Police said Colonel Ibrahim Ahmad was killed in his car in the town of Ajil, west of Kirkuk. 
  
Two fires broke out on oil pipelines in the same area. "The first is under control and the other one not yet," an oil company source said, adding that sabotage was the most likely cause of the fires.
  
Near Dhuluiya, north of the capital Baghdad, three Iraqi soldiers were killed and two others wounded by a bomb concealed in the burnt-out shell of a car abandoned on the roadside.
  
In Dujail, also north of the capital, two Iraqi soldiers and an Iraqi contractor were killed in a mortar attack on an army base, police said.

Clashes broke out overnight in the town of Baquba, leaving one Iraqi policeman and two armed men dead, security sources said. The fighting lasted most of the night.
 
Police also said two fighters were killed and two others captured in clashes with US troops in the Sunni town of Samarra.
  
Assasination attempt

In the northern town of Mosul, police Lt-Col Halab Abd al-Rahman escaped an assassination attempt that killed his driver and wounded his bodyguard, police said. 

Iraqi police have been frequent
targets of anti-US fighters

In other violence, an Iraqi woman was killed near the town of Tuz and her husband wounded when Iraqi forces manning a ckeckpoint apparently opened fire on their vehicle.
  
"The couple's vehicle was driving at high speed which is apparently why it was engaged," police Captain Ahmad Bayan al-Din said. 

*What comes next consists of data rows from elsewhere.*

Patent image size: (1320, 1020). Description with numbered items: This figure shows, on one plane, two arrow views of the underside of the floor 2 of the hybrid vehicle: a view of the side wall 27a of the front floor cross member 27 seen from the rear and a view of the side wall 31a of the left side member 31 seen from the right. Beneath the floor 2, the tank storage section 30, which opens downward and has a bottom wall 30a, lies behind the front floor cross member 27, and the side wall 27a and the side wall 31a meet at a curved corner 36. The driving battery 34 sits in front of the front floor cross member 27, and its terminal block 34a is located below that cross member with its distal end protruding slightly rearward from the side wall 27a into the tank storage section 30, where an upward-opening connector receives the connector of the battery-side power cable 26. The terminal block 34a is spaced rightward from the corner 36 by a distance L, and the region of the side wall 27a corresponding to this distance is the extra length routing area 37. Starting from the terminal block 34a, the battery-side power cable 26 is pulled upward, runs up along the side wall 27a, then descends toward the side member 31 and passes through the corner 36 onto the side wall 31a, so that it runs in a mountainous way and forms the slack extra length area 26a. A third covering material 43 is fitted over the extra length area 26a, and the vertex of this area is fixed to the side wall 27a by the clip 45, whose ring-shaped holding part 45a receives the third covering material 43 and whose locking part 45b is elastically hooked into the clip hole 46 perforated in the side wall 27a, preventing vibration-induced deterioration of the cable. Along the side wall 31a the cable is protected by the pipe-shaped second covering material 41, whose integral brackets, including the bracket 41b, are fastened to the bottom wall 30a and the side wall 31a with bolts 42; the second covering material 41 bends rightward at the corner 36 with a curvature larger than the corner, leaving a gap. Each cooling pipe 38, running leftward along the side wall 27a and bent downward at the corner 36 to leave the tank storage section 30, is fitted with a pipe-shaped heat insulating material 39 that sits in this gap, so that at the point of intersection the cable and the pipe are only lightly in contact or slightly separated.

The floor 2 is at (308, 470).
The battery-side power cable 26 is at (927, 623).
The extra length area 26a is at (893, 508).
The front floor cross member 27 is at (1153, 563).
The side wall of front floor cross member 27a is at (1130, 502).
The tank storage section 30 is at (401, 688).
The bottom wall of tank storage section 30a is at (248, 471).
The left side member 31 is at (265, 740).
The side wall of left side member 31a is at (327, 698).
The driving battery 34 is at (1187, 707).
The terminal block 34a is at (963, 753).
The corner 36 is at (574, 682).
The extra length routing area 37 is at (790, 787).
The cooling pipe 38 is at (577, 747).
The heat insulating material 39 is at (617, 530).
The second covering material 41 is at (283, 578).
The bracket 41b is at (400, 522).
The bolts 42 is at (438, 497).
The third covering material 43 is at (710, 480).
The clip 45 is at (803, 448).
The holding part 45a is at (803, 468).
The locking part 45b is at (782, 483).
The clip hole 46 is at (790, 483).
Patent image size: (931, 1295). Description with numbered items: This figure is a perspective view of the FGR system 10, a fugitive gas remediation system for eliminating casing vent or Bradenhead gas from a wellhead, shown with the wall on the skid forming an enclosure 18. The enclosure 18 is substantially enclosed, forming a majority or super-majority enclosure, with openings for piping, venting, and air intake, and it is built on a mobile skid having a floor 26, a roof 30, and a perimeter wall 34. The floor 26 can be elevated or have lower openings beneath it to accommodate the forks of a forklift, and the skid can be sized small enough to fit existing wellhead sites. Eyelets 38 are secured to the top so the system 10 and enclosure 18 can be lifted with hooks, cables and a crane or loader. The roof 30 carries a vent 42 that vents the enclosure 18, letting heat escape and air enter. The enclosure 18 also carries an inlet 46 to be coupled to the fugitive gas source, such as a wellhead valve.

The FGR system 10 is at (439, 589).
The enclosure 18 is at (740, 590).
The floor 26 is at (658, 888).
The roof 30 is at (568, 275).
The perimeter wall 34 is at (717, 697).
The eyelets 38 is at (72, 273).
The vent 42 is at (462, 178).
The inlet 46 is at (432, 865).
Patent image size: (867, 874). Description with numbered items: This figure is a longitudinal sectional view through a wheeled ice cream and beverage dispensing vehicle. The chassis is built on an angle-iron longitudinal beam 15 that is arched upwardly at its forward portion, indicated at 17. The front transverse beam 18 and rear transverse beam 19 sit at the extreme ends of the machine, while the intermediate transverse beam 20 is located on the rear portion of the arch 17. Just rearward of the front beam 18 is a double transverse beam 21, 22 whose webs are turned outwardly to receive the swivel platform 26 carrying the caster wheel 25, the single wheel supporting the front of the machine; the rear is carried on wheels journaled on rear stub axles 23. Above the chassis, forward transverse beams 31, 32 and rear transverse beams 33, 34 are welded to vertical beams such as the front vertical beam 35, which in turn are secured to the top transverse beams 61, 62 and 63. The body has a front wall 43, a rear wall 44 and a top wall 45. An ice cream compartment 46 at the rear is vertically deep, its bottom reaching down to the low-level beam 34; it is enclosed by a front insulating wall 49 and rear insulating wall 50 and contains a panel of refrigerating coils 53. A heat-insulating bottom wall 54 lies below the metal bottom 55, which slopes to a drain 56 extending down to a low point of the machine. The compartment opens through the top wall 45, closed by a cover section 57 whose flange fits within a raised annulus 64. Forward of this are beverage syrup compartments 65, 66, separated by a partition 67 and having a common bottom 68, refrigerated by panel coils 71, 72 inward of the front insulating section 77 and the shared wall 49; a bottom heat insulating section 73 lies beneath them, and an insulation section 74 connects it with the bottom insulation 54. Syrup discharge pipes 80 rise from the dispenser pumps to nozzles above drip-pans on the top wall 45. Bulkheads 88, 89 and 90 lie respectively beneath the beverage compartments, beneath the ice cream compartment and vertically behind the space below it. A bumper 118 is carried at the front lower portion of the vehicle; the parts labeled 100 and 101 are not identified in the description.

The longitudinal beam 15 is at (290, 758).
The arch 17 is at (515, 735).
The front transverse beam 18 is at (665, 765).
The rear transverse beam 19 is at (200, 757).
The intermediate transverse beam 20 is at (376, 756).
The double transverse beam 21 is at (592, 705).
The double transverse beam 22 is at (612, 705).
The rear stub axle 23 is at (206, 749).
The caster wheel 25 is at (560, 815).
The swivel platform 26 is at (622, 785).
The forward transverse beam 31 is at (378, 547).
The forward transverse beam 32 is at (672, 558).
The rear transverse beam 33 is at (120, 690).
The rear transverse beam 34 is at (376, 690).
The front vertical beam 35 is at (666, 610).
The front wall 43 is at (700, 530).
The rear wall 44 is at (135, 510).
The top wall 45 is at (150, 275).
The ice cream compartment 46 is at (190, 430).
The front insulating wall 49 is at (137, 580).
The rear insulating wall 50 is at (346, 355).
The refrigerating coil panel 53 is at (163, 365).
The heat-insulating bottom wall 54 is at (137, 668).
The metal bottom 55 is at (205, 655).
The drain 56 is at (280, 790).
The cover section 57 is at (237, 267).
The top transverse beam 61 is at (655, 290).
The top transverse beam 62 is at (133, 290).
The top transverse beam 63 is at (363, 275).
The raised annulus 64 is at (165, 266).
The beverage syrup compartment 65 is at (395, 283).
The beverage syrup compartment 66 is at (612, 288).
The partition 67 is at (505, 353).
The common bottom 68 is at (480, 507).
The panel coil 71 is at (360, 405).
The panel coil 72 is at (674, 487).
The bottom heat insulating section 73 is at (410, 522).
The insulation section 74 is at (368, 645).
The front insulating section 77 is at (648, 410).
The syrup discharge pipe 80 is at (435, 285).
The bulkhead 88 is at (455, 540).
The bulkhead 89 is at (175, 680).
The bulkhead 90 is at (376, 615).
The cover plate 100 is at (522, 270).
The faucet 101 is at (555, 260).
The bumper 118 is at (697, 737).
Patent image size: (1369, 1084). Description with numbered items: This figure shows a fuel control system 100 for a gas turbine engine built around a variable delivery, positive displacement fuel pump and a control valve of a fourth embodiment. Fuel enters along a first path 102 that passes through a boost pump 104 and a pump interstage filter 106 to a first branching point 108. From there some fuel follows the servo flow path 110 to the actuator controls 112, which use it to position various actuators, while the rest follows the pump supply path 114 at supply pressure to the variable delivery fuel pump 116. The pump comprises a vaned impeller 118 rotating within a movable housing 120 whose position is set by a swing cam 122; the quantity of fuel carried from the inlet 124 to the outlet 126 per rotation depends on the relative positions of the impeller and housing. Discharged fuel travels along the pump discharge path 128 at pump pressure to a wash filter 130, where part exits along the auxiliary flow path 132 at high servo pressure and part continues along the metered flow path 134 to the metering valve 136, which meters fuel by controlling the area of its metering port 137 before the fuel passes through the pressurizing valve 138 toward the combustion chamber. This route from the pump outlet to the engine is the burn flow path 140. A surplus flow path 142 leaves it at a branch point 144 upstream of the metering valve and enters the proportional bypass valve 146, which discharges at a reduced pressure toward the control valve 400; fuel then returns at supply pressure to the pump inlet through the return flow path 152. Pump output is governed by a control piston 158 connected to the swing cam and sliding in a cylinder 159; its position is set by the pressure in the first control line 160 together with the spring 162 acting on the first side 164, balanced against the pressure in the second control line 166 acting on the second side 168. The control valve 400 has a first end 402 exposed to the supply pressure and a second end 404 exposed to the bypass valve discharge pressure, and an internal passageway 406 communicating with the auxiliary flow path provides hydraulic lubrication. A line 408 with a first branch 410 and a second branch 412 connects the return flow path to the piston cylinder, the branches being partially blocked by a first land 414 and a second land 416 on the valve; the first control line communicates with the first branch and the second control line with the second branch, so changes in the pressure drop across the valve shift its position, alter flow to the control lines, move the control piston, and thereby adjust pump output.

Also, the US military announced that a soldier was killed in action on Tuesday in the violence-wracked western province of Anbar. 
  
Anbar province is a huge area stretching west of the capital to the Saudi, Jordanian and Syrian borders, and includes the Sunni strongholds of Falluja and Ramadi.
  
Tuesday's death brings to 1457 the total number of US servicemen who have died since the March 2003 invasion of Iraq, according to Pentagon figures.